The review process was hardly better than the system itself: "conducted in a manner so questionable as to cast doubt on its credibility," said Mr. Koplen. "We had been asked to blind ourselves to the illegal incarceration of
thousands of citizens in our state, to the harassment and pursuit of parents by attorneys on loan to DCSE." By controlling this panel, judges, lawyers, and plainclothes police are making the same laws they adjudicate and enforce.
Perhaps most questionable is that the system used in the Old Dominion (and some 30 other states) is largely the creation of one man, who also happens to preside over the nation’s largest private child support contractor.
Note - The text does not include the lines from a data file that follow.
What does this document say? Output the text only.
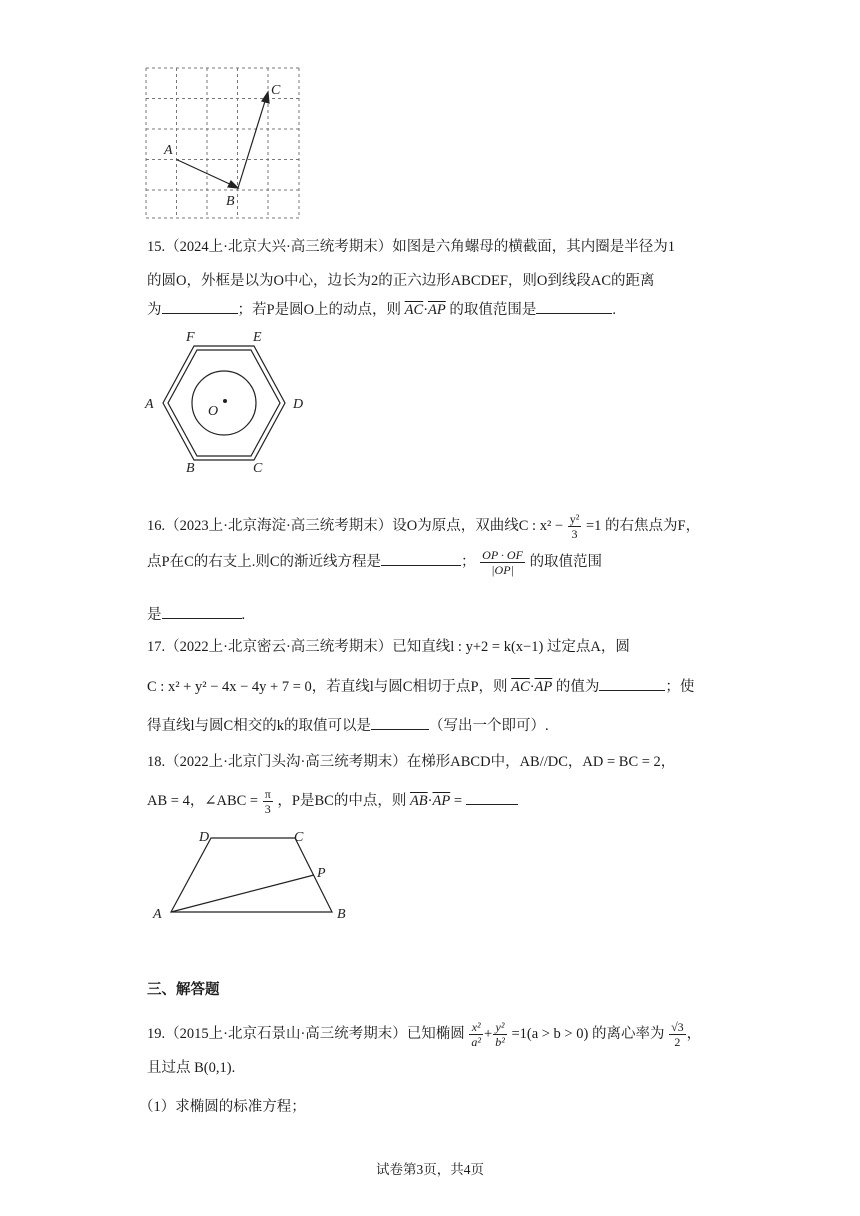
A
B
C
15.（2024上·北京大兴·高三统考期末）如图是六角螺母的横截面，其内圈是半径为1
的圆O，外框是以为O中心，边长为2的正六边形ABCDEF，则O到线段AC的距离
为	；若P是圆O上的动点，则 $\overline{AC}\cdot\overline{AP}$ 的取值范围是	.
F	E
A	D
B	C
O
16.（2023上·北京海淀·高三统考期末）设O为原点，双曲线C : $x^2 - \frac{\text{y²}}{3} =1$ 的右焦点为F，
点P在C的右支上.则C的渐近线方程是	； $\frac{OP \cdot OF}{|OP|}$ 的取值范围
是	.
17.（2022上·北京密云·高三统考期末）已知直线l : y+2 = k(x−1) 过定点A，圆
C : x² + y² − 4x − 4y + 7 = 0，若直线l与圆C相切于点P，则 $\overline{AC}\cdot\overline{AP}$ 的值为	；使
得直线l与圆C相交的k的取值可以是	（写出一个即可）.
18.（2022上·北京门头沟·高三统考期末）在梯形ABCD中，AB//DC，AD = BC = 2，
AB = 4，∠ABC = $\frac{\pi}{3}$ ，P是BC的中点，则 $\overline{AB}\cdot\overline{AP}$ =
D	C
P
A	B
三、解答题
19.（2015上·北京石景山·高三统考期末）已知椭圆 $\frac{\text{x²}}{\text{a²}} + \frac{\text{y²}}{\text{b²}} =1(a > b > 0)$ 的离心率为 $\frac{√3}{2}$ ，
且过点 B(0,1).
（1）求椭圆的标准方程；
试卷第3页，共4页
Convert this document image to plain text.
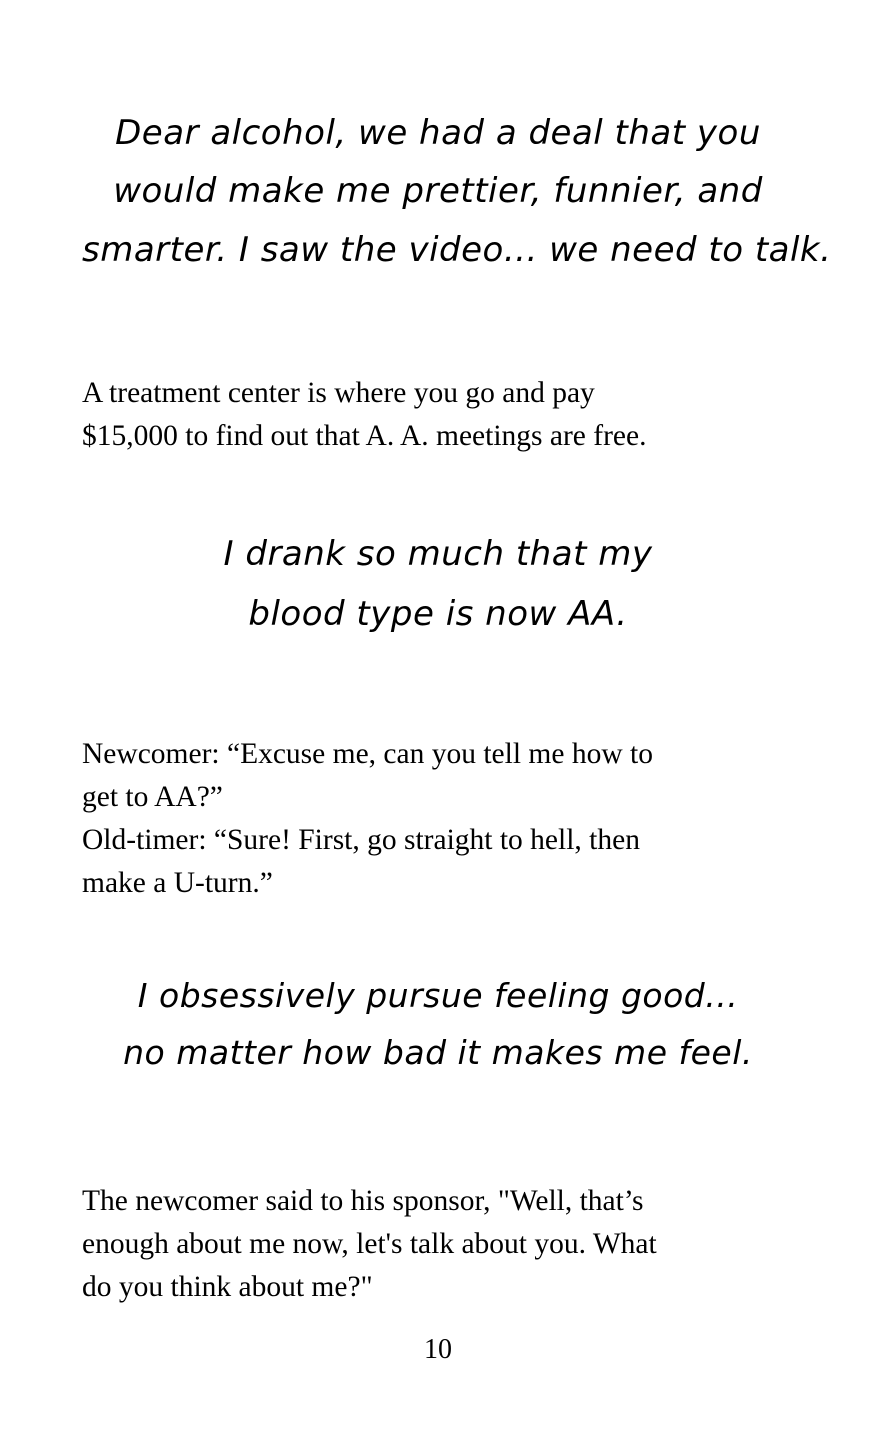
Dear alcohol, we had a deal that you
would make me prettier, funnier, and
smarter. I saw the video... we need to talk.
A treatment center is where you go and pay
$15,000 to find out that A. A. meetings are free.
I drank so much that my
blood type is now AA.
Newcomer: “Excuse me, can you tell me how to
get to AA?”
Old-timer: “Sure! First, go straight to hell, then
make a U-turn.”
I obsessively pursue feeling good...
no matter how bad it makes me feel.
The newcomer said to his sponsor, "Well, that’s
enough about me now, let's talk about you. What
do you think about me?"
10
Robert
Williams created Policy Studies Inc., to compound the ethical conflict, while working as a paid consultant to the Department of Health and Human Services, which in turn imposed his system on the states. "His company’s participation in child support guideline determination and the profit it derives from its child support collection division points to an obvious conflict of interest," Mr. Koplen noted. "His proposal’s higher numbers meant more collections" for his company.

So why should we care about punitive burdens on divorced fathers? If they don’t want to pay child support perhaps they shouldn’t have gotten divorced. That is precisely the point: Most noncustodial parents are divorced
involuntarily and without legal grounds. The same interests represented on the review panels can force divorce on the parents whose property they then confiscate – for the children, of course. This makes unilateral divorce very
lucrative for all concerned. High guidelines, Mr. Koplen points out, "create an irresistible incentive to divorce for the party most likely to be rewarded with child custody and child support." Coerced child support, along with
forced attorneys’ fees, is the financial fuel of the divorce machinery. Academic studies by Sanford Braver, Margaret Brinig and Douglas Allen, and others confirm that the parent expecting custody usually files for divorce.
Divorcing parents can then plunder their spouses by an assortment of charges that are "punitive and inappropriate," as Koplen puts it, and which render them subject to "incarceration and criminalization." This "civil rights
nightmare" is perpetrated under the guise of providing for children by the very people who are forcibly destroying their homes. The divorce industry, in short, has turned children into cash cows.

Similar chicanery operates in other states. "The commissions appointed to review the guidelines have been composed . . . of individuals who are unqualified to assess the economic validity of the guidelines, or who have an
interest in maintaining the status quo, or both," writes William Akins, a Georgia district attorney writing in the Georgia Law Journal.

This time around the eyes of the nation will be on Virginia to see if it will continue to enrich the divorce industry by engineering the destruction of its children’s homes.

STEPHEN BASKERVILLE
The author teaches political science at Howard University, and is a member of the Virginia Child Support Guideline Review Panel.